The grant supports development across the full pipeline, from data infrastructure to validation:

  • ML-ready data pipelines for historical and real-time severe weather observations, including MRMS radar, microwave sounders, and surface stations at 1-2 km resolutions
  • Kilometer-scale data assimilation and nowcasting over CONUS at 15-minute temporal resolution, with no reliance on numerical weather prediction systems
  • Continuous forecast validation through an extended WeatherBench framework adapted for high-temporal-resolution regional evaluation
  • Independent atmospheric profile verification in collaboration with MIT Lincoln Laboratory
Figure 1: TROPICS (Time-Resolved Observations of Precipitation structure and storm Intensity with a Constellation of Smallsats) provides 90-minute revisit microwave measurements that can be used to observe precipitation structure throughout a storm’s life cycle. (Credit: MIT Lincoln Labs)

Early Results

We’ve already begun producing ML-ready datasets at a resolution matched to severe weather. Our MRMS radar and GOES-R satellite pipelines now cover the full CONUS domain at 1.6 km and 15-minute resolution, representing a 10-20x spatial resolution increase over our previous global datasets.

Before multi-modal training, most data sources are compressed into a compact latent representation, a process we call tokenization, that reduces GPU memory requirements and allows the foundation model to ingest many sensors simultaneously. Tokenizing radar-derived variables like precipitation and hail fields, that are zero-inflated and heavily right-skewed, is tricky for plain autoencoders. Our solution is a discrete-continuous tokenizer that jointly models occurrence probability and conditional intensity, achieving R = 0.990 against observed MRMS precipitation rates.
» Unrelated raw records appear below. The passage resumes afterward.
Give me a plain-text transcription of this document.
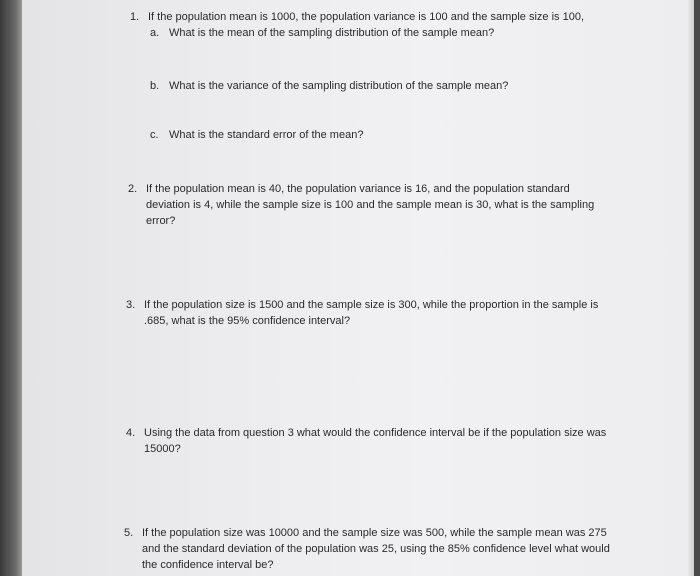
1. If the population mean is 1000, the population variance is 100 and the sample size is 100,
a. What is the mean of the sampling distribution of the sample mean?
b. What is the variance of the sampling distribution of the sample mean?
c. What is the standard error of the mean?
2. If the population mean is 40, the population variance is 16, and the population standard deviation is 4, while the sample size is 100 and the sample mean is 30, what is the sampling error?
3. If the population size is 1500 and the sample size is 300, while the proportion in the sample is .685, what is the 95% confidence interval?
4. Using the data from question 3 what would the confidence interval be if the population size was 15000?
5. If the population size was 10000 and the sample size was 500, while the sample mean was 275 and the standard deviation of the population was 25, using the 85% confidence level what would the confidence interval be?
We’re also exploring hyperspherical VAE representations, where latent vectors are constrained to a manifold rather than unconstrained Euclidean space (Figure 2). These produce latents with structured separation between precipitation regimes, a property we expect to be useful within the multi-modal foundation model.

Figure 2: Hyperspherical latent space representation of MRMS precipitation data. Each point represents a 4×4 pixel patch encoded by the tokenization model, with positions constrained to a 3D sphere. Colors indicate log-scaled precipitation rates, revealing structured organization of texture and intensity, where precipitation intensity varies smoothly across the manifold, with distinct clustering of zero-precipitation (red) and high-intensity (blue) cases.

What’s Next?

With our data pipelines and tokenization models in place, we’re moving into the core modeling phase: training the multi-modal foundation model that brings together radar, satellite, and surface observations into a unified forecasting system.

We’re grateful for DOE’s continued support and we look forward to sharing results as the work progresses.